Investing in a 401k:Seeds of Wealth

Also, if you have very small kids or grandkids, they too can benefit from the miracle of compounded interest. One of my colleagues, Justin Ford, wrote a brilliant book called Seeds of Wealth. It is all about saving just $1 a day for your kids so they have a substantial nest egg by the time they are young adults.

According to Justin, “Even if your children average just over $1 a day in savings through the preteen years and a little more than $2 a day through the age of 21, they can still end up with anywhere from $335,854 (at a 13.2% return) to $855,279 (at a 18.8% return) a generation from now.”

Imagine what an incredible gift it would be to make sure your children are financially well off!

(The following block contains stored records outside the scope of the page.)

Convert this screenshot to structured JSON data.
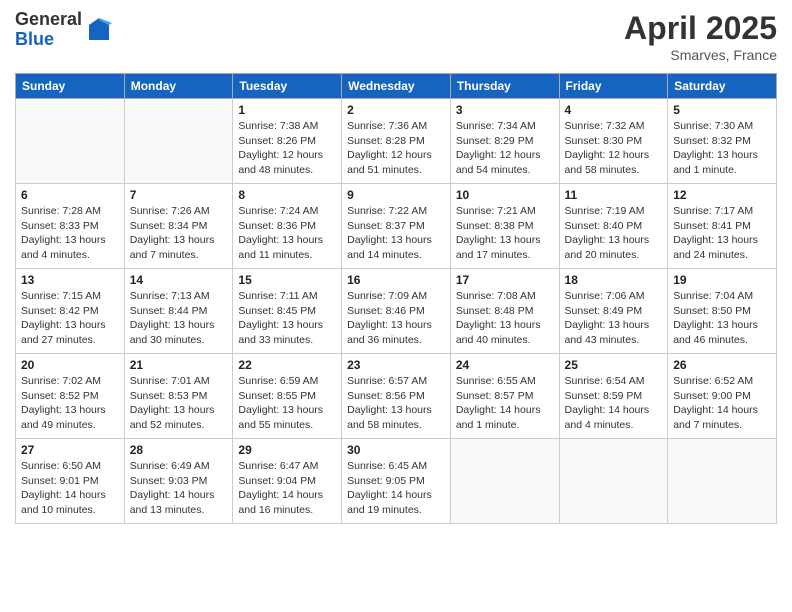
{
  "header": {
    "logo": {
      "line1": "General",
      "line2": "Blue"
    },
    "title": "April 2025",
    "subtitle": "Smarves, France"
  },
  "calendar": {
    "weekdays": [
      "Sunday",
      "Monday",
      "Tuesday",
      "Wednesday",
      "Thursday",
      "Friday",
      "Saturday"
    ],
    "weeks": [
      [
        {
          "day": "",
          "sunrise": "",
          "sunset": "",
          "daylight": ""
        },
        {
          "day": "",
          "sunrise": "",
          "sunset": "",
          "daylight": ""
        },
        {
          "day": "1",
          "sunrise": "Sunrise: 7:38 AM",
          "sunset": "Sunset: 8:26 PM",
          "daylight": "Daylight: 12 hours and 48 minutes."
        },
        {
          "day": "2",
          "sunrise": "Sunrise: 7:36 AM",
          "sunset": "Sunset: 8:28 PM",
          "daylight": "Daylight: 12 hours and 51 minutes."
        },
        {
          "day": "3",
          "sunrise": "Sunrise: 7:34 AM",
          "sunset": "Sunset: 8:29 PM",
          "daylight": "Daylight: 12 hours and 54 minutes."
        },
        {
          "day": "4",
          "sunrise": "Sunrise: 7:32 AM",
          "sunset": "Sunset: 8:30 PM",
          "daylight": "Daylight: 12 hours and 58 minutes."
        },
        {
          "day": "5",
          "sunrise": "Sunrise: 7:30 AM",
          "sunset": "Sunset: 8:32 PM",
          "daylight": "Daylight: 13 hours and 1 minute."
        }
      ],
      [
        {
          "day": "6",
          "sunrise": "Sunrise: 7:28 AM",
          "sunset": "Sunset: 8:33 PM",
          "daylight": "Daylight: 13 hours and 4 minutes."
        },
        {
          "day": "7",
          "sunrise": "Sunrise: 7:26 AM",
          "sunset": "Sunset: 8:34 PM",
          "daylight": "Daylight: 13 hours and 7 minutes."
        },
        {
          "day": "8",
          "sunrise": "Sunrise: 7:24 AM",
          "sunset": "Sunset: 8:36 PM",
          "daylight": "Daylight: 13 hours and 11 minutes."
        },
        {
          "day": "9",
          "sunrise": "Sunrise: 7:22 AM",
          "sunset": "Sunset: 8:37 PM",
          "daylight": "Daylight: 13 hours and 14 minutes."
        },
        {
          "day": "10",
          "sunrise": "Sunrise: 7:21 AM",
          "sunset": "Sunset: 8:38 PM",
          "daylight": "Daylight: 13 hours and 17 minutes."
        },
        {
          "day": "11",
          "sunrise": "Sunrise: 7:19 AM",
          "sunset": "Sunset: 8:40 PM",
          "daylight": "Daylight: 13 hours and 20 minutes."
        },
        {
          "day": "12",
          "sunrise": "Sunrise: 7:17 AM",
          "sunset": "Sunset: 8:41 PM",
          "daylight": "Daylight: 13 hours and 24 minutes."
        }
      ],
      [
        {
          "day": "13",
          "sunrise": "Sunrise: 7:15 AM",
          "sunset": "Sunset: 8:42 PM",
          "daylight": "Daylight: 13 hours and 27 minutes."
        },
        {
          "day": "14",
          "sunrise": "Sunrise: 7:13 AM",
          "sunset": "Sunset: 8:44 PM",
          "daylight": "Daylight: 13 hours and 30 minutes."
        },
        {
          "day": "15",
          "sunrise": "Sunrise: 7:11 AM",
          "sunset": "Sunset: 8:45 PM",
          "daylight": "Daylight: 13 hours and 33 minutes."
        },
        {
          "day": "16",
          "sunrise": "Sunrise: 7:09 AM",
          "sunset": "Sunset: 8:46 PM",
          "daylight": "Daylight: 13 hours and 36 minutes."
        },
        {
          "day": "17",
          "sunrise": "Sunrise: 7:08 AM",
          "sunset": "Sunset: 8:48 PM",
          "daylight": "Daylight: 13 hours and 40 minutes."
        },
        {
          "day": "18",
          "sunrise": "Sunrise: 7:06 AM",
          "sunset": "Sunset: 8:49 PM",
          "daylight": "Daylight: 13 hours and 43 minutes."
        },
        {
          "day": "19",
          "sunrise": "Sunrise: 7:04 AM",
          "sunset": "Sunset: 8:50 PM",
          "daylight": "Daylight: 13 hours and 46 minutes."
        }
      ],
      [
        {
          "day": "20",
          "sunrise": "Sunrise: 7:02 AM",
          "sunset": "Sunset: 8:52 PM",
          "daylight": "Daylight: 13 hours and 49 minutes."
        },
        {
          "day": "21",
          "sunrise": "Sunrise: 7:01 AM",
          "sunset": "Sunset: 8:53 PM",
          "daylight": "Daylight: 13 hours and 52 minutes."
        },
        {
          "day": "22",
          "sunrise": "Sunrise: 6:59 AM",
          "sunset": "Sunset: 8:55 PM",
          "daylight": "Daylight: 13 hours and 55 minutes."
        },
        {
          "day": "23",
          "sunrise": "Sunrise: 6:57 AM",
          "sunset": "Sunset: 8:56 PM",
          "daylight": "Daylight: 13 hours and 58 minutes."
        },
        {
          "day": "24",
          "sunrise": "Sunrise: 6:55 AM",
          "sunset": "Sunset: 8:57 PM",
          "daylight": "Daylight: 14 hours and 1 minute."
        },
        {
          "day": "25",
          "sunrise": "Sunrise: 6:54 AM",
          "sunset": "Sunset: 8:59 PM",
          "daylight": "Daylight: 14 hours and 4 minutes."
        },
        {
          "day": "26",
          "sunrise": "Sunrise: 6:52 AM",
          "sunset": "Sunset: 9:00 PM",
          "daylight": "Daylight: 14 hours and 7 minutes."
        }
      ],
      [
        {
          "day": "27",
          "sunrise": "Sunrise: 6:50 AM",
          "sunset": "Sunset: 9:01 PM",
          "daylight": "Daylight: 14 hours and 10 minutes."
        },
        {
          "day": "28",
          "sunrise": "Sunrise: 6:49 AM",
          "sunset": "Sunset: 9:03 PM",
          "daylight": "Daylight: 14 hours and 13 minutes."
        },
        {
          "day": "29",
          "sunrise": "Sunrise: 6:47 AM",
          "sunset": "Sunset: 9:04 PM",
          "daylight": "Daylight: 14 hours and 16 minutes."
        },
        {
          "day": "30",
          "sunrise": "Sunrise: 6:45 AM",
          "sunset": "Sunset: 9:05 PM",
          "daylight": "Daylight: 14 hours and 19 minutes."
        },
        {
          "day": "",
          "sunrise": "",
          "sunset": "",
          "daylight": ""
        },
        {
          "day": "",
          "sunrise": "",
          "sunset": "",
          "daylight": ""
        },
        {
          "day": "",
          "sunrise": "",
          "sunset": "",
          "daylight": ""
        }
      ]
    ]
  }
}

At the end of the day, investing in a 401(k) and saving a dollar a day when you are a child isn’t the kind of radical advice that most people want to hear about these days. But those who wish to retire wealthy will pay attention.

Here’s to your own wealth,

James Boric
The Sleuth

P.S.: Maryland won the football game 24-10. And my buddy Randy did decide to start investing in his 401(k). It was a good day all around.